L’article 1124 du code civil dispose’:

La promesse unilatérale est le contrat par lequel une partie, le promettant, accorde à l’autre, le bénéficiaire, le droit d’opter pour la conclusion d’un contrat dont les éléments essentiels sont déterminés, et pour la formation duquel ne manque que le consentement du bénéficiaire.

La révocation de la promesse pendant le temps laissé au bénéficiaire pour opter n’empêche pas la formation du contrat promis.

Le contrat conclu en violation de la promesse unilatérale avec un tiers qui en connaissait l’existence est nul.

Il en résulte que l’acte par lequel un employeur propose un engagement précisant l’emploi, la rémunération et la date d’entrée en fonction et exprime la volonté de son auteur d’être lié en cas d’acceptation, constitue une offre de contrat de travail, qui peut être librement rétractée tant qu’elle n’est pas parvenue à son destinataire.

La rétractation de l’offre avant l’expiration du délai fixé par son auteur ou, à défaut, l’issue d’un délai raisonnable, fait obstacle à la conclusion du contrat de travail et engage la responsabilité extra-contractuelle de son auteur.

En revanche, la promesse unilatérale de contrat de travail est le contrat par lequel une partie, le promettant, accorde à l’autre, le bénéficiaire, le droit d’opter pour la conclusion d’un contrat de travail, dont l’emploi, la rémunération et la date d’entrée en fonction sont déterminés et pour la formation duquel ne manque que le consentement du bénéficiaire.

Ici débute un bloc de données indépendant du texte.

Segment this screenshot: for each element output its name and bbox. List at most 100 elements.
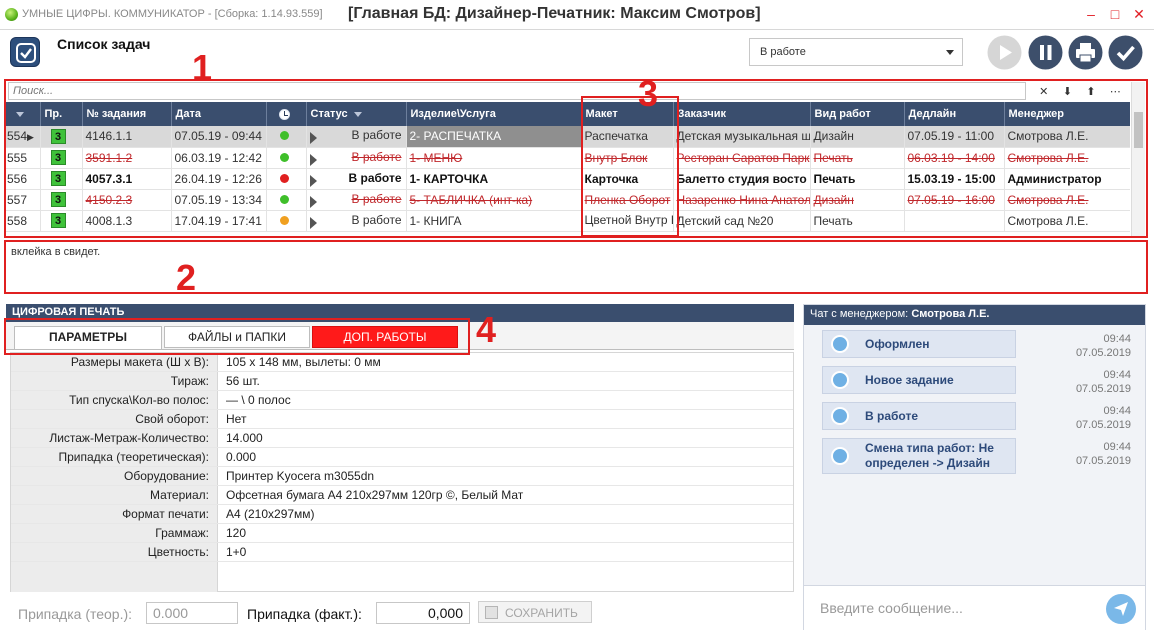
status-cell[interactable]: В работе <box>306 210 407 232</box>
parameter-value: Офсетная бумага А4 210х297мм 120гр ©, Бе… <box>226 488 524 502</box>
annotation-number-2: 2 <box>176 257 197 298</box>
save-label: СОХРАНИТЬ <box>505 606 578 620</box>
work-type-cell: Печать <box>810 168 905 190</box>
parameter-label: Припадка (теоретическая): <box>11 448 218 466</box>
task-number-cell: 4146.1.1 <box>82 126 172 148</box>
task-list-icon[interactable] <box>10 37 40 67</box>
table-row[interactable]: 558 3 4008.1.3 17.04.19 - 17:41 В работе 1- К… <box>6 210 1130 232</box>
fact-input[interactable] <box>376 602 470 624</box>
play-arrow-icon[interactable] <box>309 132 317 145</box>
parameter-label: Оборудование: <box>11 467 218 485</box>
parameter-value: 0.000 <box>226 450 257 464</box>
indicator-cell <box>266 168 307 190</box>
tab-extra-works[interactable]: ДОП. РАБОТЫ <box>312 326 458 348</box>
parameter-row: Цветность: 1+0 <box>11 543 793 562</box>
header-date[interactable]: Дата <box>171 102 267 126</box>
play-arrow-icon[interactable] <box>309 153 317 166</box>
parameter-label: Цветность: <box>11 543 218 561</box>
header-product[interactable]: Изделие\Услуга <box>406 102 582 126</box>
print-button[interactable] <box>1068 35 1103 70</box>
header-customer[interactable]: Заказчик <box>673 102 811 126</box>
row-number: 557 <box>6 189 41 211</box>
play-arrow-icon[interactable] <box>309 195 317 208</box>
product-cell: 5- ТАБЛИЧКА (инт-ка) <box>406 189 582 211</box>
header-manager[interactable]: Менеджер <box>1004 102 1130 126</box>
table-row[interactable]: 555 3 3591.1.2 06.03.19 - 12:42 В работе 1- М… <box>6 147 1130 169</box>
save-button[interactable]: СОХРАНИТЬ <box>478 601 592 623</box>
header-maket[interactable]: Макет <box>581 102 674 126</box>
table-row[interactable]: 557 3 4150.2.3 07.05.19 - 13:34 В работе 5- Т… <box>6 189 1130 211</box>
parameter-row: Граммаж: 120 <box>11 524 793 543</box>
close-button[interactable]: ✕ <box>1130 6 1148 22</box>
play-button[interactable] <box>987 35 1022 70</box>
app-name: УМНЫЕ ЦИФРЫ. КОММУНИКАТОР - [Сборка: 1.1… <box>22 8 323 20</box>
theor-input[interactable] <box>146 602 238 624</box>
header-row-selector[interactable] <box>6 102 41 126</box>
play-arrow-icon[interactable] <box>309 174 317 187</box>
title-bar: УМНЫЕ ЦИФРЫ. КОММУНИКАТОР - [Сборка: 1.1… <box>0 0 1154 30</box>
status-cell[interactable]: В работе <box>306 168 407 190</box>
parameter-row: Тираж: 56 шт. <box>11 372 793 391</box>
search-row: ✕ ⬇ ⬆ ⋯ <box>6 82 1130 100</box>
parameter-label: Свой оборот: <box>11 410 218 428</box>
chat-message-input[interactable]: Введите сообщение... <box>820 600 963 616</box>
send-button[interactable] <box>1106 594 1136 624</box>
minimize-button[interactable]: – <box>1082 6 1100 22</box>
arrow-up-icon[interactable]: ⬆ <box>1086 85 1095 98</box>
product-cell: 2- РАСПЕЧАТКА <box>406 126 582 148</box>
grid-scrollbar[interactable] <box>1131 82 1145 236</box>
row-number-label: 556 <box>7 171 28 186</box>
play-arrow-icon[interactable] <box>309 216 317 229</box>
header-status[interactable]: Статус <box>306 102 407 126</box>
status-dot-icon <box>279 194 289 204</box>
manager-cell: Смотрова Л.Е. <box>1004 210 1130 232</box>
status-cell[interactable]: В работе <box>306 126 407 148</box>
indicator-cell <box>266 147 307 169</box>
tab-files-folders[interactable]: ФАЙЛЫ и ПАПКИ <box>164 326 310 348</box>
maximize-button[interactable]: □ <box>1106 6 1124 22</box>
header-task-number[interactable]: № задания <box>82 102 172 126</box>
indicator-cell <box>266 126 307 148</box>
parameter-label: Тип спуска\Кол-во полос: <box>11 391 218 409</box>
row-number: 558 <box>6 210 41 232</box>
status-cell[interactable]: В работе <box>306 147 407 169</box>
scrollbar-thumb[interactable] <box>1134 112 1143 148</box>
fact-label: Припадка (факт.): <box>247 606 362 622</box>
status-filter-select[interactable]: В работе <box>749 38 963 66</box>
header-work-type[interactable]: Вид работ <box>810 102 905 126</box>
chat-message: Смена типа работ: Не определен -> Дизайн <box>822 438 1016 474</box>
row-number: 556 <box>6 168 41 190</box>
chat-message-text: Новое задание <box>865 372 954 387</box>
row-number-label: 554 <box>7 129 28 144</box>
parameter-label: Листаж-Метраж-Количество: <box>11 429 218 447</box>
clear-icon[interactable]: ✕ <box>1039 85 1048 98</box>
chevron-down-icon <box>16 111 24 117</box>
chat-header: Чат с менеджером: Смотрова Л.Е. <box>804 305 1145 325</box>
header-timer[interactable] <box>266 102 307 126</box>
parameter-label: Формат печати: <box>11 505 218 523</box>
tab-parameters[interactable]: ПАРАМЕТРЫ <box>14 326 162 349</box>
arrow-down-icon[interactable]: ⬇ <box>1063 85 1072 98</box>
send-icon <box>1114 602 1128 616</box>
header-priority[interactable]: Пр. <box>40 102 83 126</box>
date-cell: 07.05.19 - 09:44 <box>171 126 267 148</box>
header-deadline[interactable]: Дедлайн <box>904 102 1005 126</box>
pause-button[interactable] <box>1028 35 1063 70</box>
header-status-label: Статус <box>310 108 348 120</box>
chat-time: 09:44 <box>1103 441 1131 453</box>
complete-button[interactable] <box>1108 35 1143 70</box>
chat-message-text: В работе <box>865 408 918 423</box>
search-input[interactable] <box>8 82 1026 100</box>
date-cell: 06.03.19 - 12:42 <box>171 147 267 169</box>
table-row[interactable]: 554▶ 3 4146.1.1 07.05.19 - 09:44 В работе 2- … <box>6 126 1130 148</box>
parameter-value: Нет <box>226 412 247 426</box>
more-icon[interactable]: ⋯ <box>1110 85 1121 98</box>
parameter-value: А4 (210х297мм) <box>226 507 315 521</box>
priority-badge: 3 <box>50 128 66 144</box>
product-cell: 1- КНИГА <box>406 210 582 232</box>
table-row[interactable]: 556 3 4057.3.1 26.04.19 - 12:26 В работе 1- К… <box>6 168 1130 190</box>
tasks-grid: Пр. № задания Дата Статус Изделие\Услуга… <box>6 102 1130 236</box>
parameter-row: Материал: Офсетная бумага А4 210х297мм 12… <box>11 486 793 505</box>
chat-date: 07.05.2019 <box>1075 383 1131 395</box>
status-cell[interactable]: В работе <box>306 189 407 211</box>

La promesse d’embauche correspond à la promesse unilatérale telle qu’elle résulte des dispositions de l’article 1124 du code civil, dès lors que parmi ses éléments constitutifs outre la désignation de l’emploi et la date d’entrée en fonction, figure la rémunération et l’offre, faite à l’autre partie, de conclure ce contrat, le bénéficiaire devenant titulaire d’une option.

La promesse unilatérale du contrat de travail vaut contrat de travail dès lors que le bénéficiaire a consenti.

La révocation de la promesse pendant le temps laissé au bénéficiaire pour opter n’empêche pas la formation du contrat de travail promis.

La distinction entre l’offre de contrat et la promesse unilatérale porte non sur le contenu ou l’objet du contrat envisagé, mais sur l’intensité de l’engagement des parties.

En l’espèce, il ressort des courriels produits que les parties ont négocié entre novembre et décembre 2017 les termes d’un contrat de travail, dont la rédaction était confiée à un cabinet extérieur, en vue de l’embauche de Mme [T] [L] à compter du 2 février 2018.

Par courriel du 1er février 2018, Mme [T] [L] indiquait attendre la transmission de la dernière version du projet de contrat puisqu’elle indiquait «’je n’ai toujours pas reçu de retour du cabinet RH concernant mon contrat pour l’évaluer avec la signature de demain. Est-ce que tu as eu un retour’».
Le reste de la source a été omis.